Dennoch, mit dem Spiegel scheint ihn eine Art Hassliebe zu verbinden. Genüsslich zieht er das Büchlein „Der Spiegel-Komplex“ hervor, in dem der Medienjournalist Oliver Gehrs mit seinem Ex-Arbeitgeber abrechnet. Zint hat alte Fotos beigesteuert – und so manche Anekdote über Spiegel-Chefredakteur Stefan Aust, noch aus gemeinsamen Zeiten bei den St. Pauli Nachrichten. Die Gazette hatte Zint 1968 gegründet, als Boulevardblatt von links, um der Bild etwas entgegen zu setzen. „Der Stefan hat sich so schnell und häufig gewendet, wie man das muss, um es zu etwas zu bringen“, sagt er über Aust. „Ich bin einfach nicht so schlau wie er – ich bin dumm, dickköpfig.“ Schmunzelnd fügt er hinzu: „Im Nachhinein bin ich ganz froh darüber.“
Dickköpfig ist er auch als Medienunternehmer. Als die Massen sich nicht agitieren lassen wollen, verkauft er die St. Pauli Nachrichten, die bald zum gewöhnlichen Tittenblatt degenerieren. Zint gründet die radikale Apopress, die er in einer Hamburger Kommune gleichen Namens produziert. „Die haben wir dann an die Wand gefahren“, sagt er trocken. Als ein paar Jahre später die taz gegründet wird, ist Zint wieder dabei, wenn er nicht gerade mit seinem Freund Günter Wallraff undercover unterwegs ist. Prägt mit seinen Bildern die Ikonografie von Anti-AKW-Protest und Friedensbewegung. Bis heute sagt er, die taz sei die einzige Zeitung, die man auf Dauer lesen könne.
Vor zwei Jahren war Günter Zint fast am Ende: Mit seinem St. Pauli Museum, einer einzigartigen Sammlung von Kiez-Memorabilia war er mehrfach pleite gegangen. Er hatte die Filmschuhe von Hans Albers, Hotelrechnungen der Beatles oder das Arbeitszimmer des Schlagerkomponisten Ernst Bader auf dem Dachboden seines Bauernhauses eingelagert und die Kosten drohten ihn aufzufressen. Inzwischen hat ein Trägerverein das Museum auf St. Pauli wieder eröffnet, die Hamburger Kulturbehörde schießt übergangsweise Geld dazu. Bald soll an der Reeperbahn ein Museumsneubau entstehen.

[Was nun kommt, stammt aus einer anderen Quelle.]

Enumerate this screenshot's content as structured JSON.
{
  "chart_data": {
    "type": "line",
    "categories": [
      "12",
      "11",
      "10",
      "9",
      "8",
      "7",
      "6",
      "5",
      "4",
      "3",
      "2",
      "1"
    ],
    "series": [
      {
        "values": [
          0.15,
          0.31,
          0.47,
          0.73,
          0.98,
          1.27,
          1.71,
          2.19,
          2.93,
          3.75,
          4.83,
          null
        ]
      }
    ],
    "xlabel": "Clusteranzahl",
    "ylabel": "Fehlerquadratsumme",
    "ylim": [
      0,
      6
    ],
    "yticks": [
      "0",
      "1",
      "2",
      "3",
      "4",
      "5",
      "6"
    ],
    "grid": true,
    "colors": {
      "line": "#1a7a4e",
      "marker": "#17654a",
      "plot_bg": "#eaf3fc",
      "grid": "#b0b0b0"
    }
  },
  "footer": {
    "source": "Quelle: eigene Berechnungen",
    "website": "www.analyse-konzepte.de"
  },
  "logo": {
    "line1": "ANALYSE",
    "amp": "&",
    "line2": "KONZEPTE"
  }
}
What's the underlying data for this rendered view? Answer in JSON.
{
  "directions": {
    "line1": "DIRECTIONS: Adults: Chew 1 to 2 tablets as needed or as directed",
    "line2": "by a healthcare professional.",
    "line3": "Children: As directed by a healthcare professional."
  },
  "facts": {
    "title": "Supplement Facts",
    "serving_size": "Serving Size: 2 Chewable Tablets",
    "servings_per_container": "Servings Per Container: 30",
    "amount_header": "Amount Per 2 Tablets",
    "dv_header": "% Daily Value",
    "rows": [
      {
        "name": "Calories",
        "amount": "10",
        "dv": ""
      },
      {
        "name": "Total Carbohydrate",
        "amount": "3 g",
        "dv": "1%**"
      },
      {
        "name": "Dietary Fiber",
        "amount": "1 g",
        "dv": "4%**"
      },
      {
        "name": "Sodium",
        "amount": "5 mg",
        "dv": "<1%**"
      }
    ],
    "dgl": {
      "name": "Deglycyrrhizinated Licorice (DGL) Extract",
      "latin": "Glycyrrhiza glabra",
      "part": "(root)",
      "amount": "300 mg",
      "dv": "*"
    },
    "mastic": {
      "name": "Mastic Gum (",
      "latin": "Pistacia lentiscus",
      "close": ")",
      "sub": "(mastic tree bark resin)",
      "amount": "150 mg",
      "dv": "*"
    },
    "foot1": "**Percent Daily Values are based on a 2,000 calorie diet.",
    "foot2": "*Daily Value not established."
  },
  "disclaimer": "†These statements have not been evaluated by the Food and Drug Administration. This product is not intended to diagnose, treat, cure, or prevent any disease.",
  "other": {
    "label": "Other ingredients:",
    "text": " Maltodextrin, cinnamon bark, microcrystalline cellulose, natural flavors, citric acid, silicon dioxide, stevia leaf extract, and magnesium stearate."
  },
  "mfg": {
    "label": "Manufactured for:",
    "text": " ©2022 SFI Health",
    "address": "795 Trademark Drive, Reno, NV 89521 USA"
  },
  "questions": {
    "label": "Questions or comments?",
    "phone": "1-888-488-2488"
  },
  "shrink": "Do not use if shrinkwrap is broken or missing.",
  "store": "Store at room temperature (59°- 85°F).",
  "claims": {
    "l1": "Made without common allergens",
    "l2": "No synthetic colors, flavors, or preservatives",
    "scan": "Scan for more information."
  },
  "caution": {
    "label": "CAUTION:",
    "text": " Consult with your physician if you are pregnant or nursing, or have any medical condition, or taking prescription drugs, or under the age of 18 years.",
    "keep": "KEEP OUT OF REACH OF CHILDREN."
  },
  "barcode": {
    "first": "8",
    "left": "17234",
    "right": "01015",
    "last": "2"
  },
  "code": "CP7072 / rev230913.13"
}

Damit wäre eine Last von dem Sammler genommen, der von sich selbst sagt: „Das ist eine Krankheit.“ Und auch sein zweites Sorgenkind, das gewaltige Fotoarchiv seiner Firma Panfoto, ist auf dem Wege der Besserung: Die Bestände aus 60 Stahlschränken werden gerade digitalisiert und bringen dadurch allmählich auch wieder Geld ein. Nur ein Problem gibt es noch: Neben seinen eigenen Bildern hat Zint eine Reihe von Archiven älterer Kollegen vor dem Verfall gerettet. Und es werden immer mehr, denn Nein sagen – das kann er nicht.
Im Bonner Haus der Geschichte läuft gerade eine Ausstellung mit Zint-Fotos. „Alle entdecken die 60er“, sagt Zint spöttisch, „das liegt daran, dass heute nichts mehr passiert.“ Im kommenden Jahr wollen die Bonner eine Ausstellung zu „40 Jahre Apo“ in Berlin zeigen – ausgerechnet in den Räumen des alten Amerika-Hauses. „Dafür habe ich schon Fotos rausgesucht, wie wir damals das Amerika-Haus demoliert haben“, sagt Zint und kichert.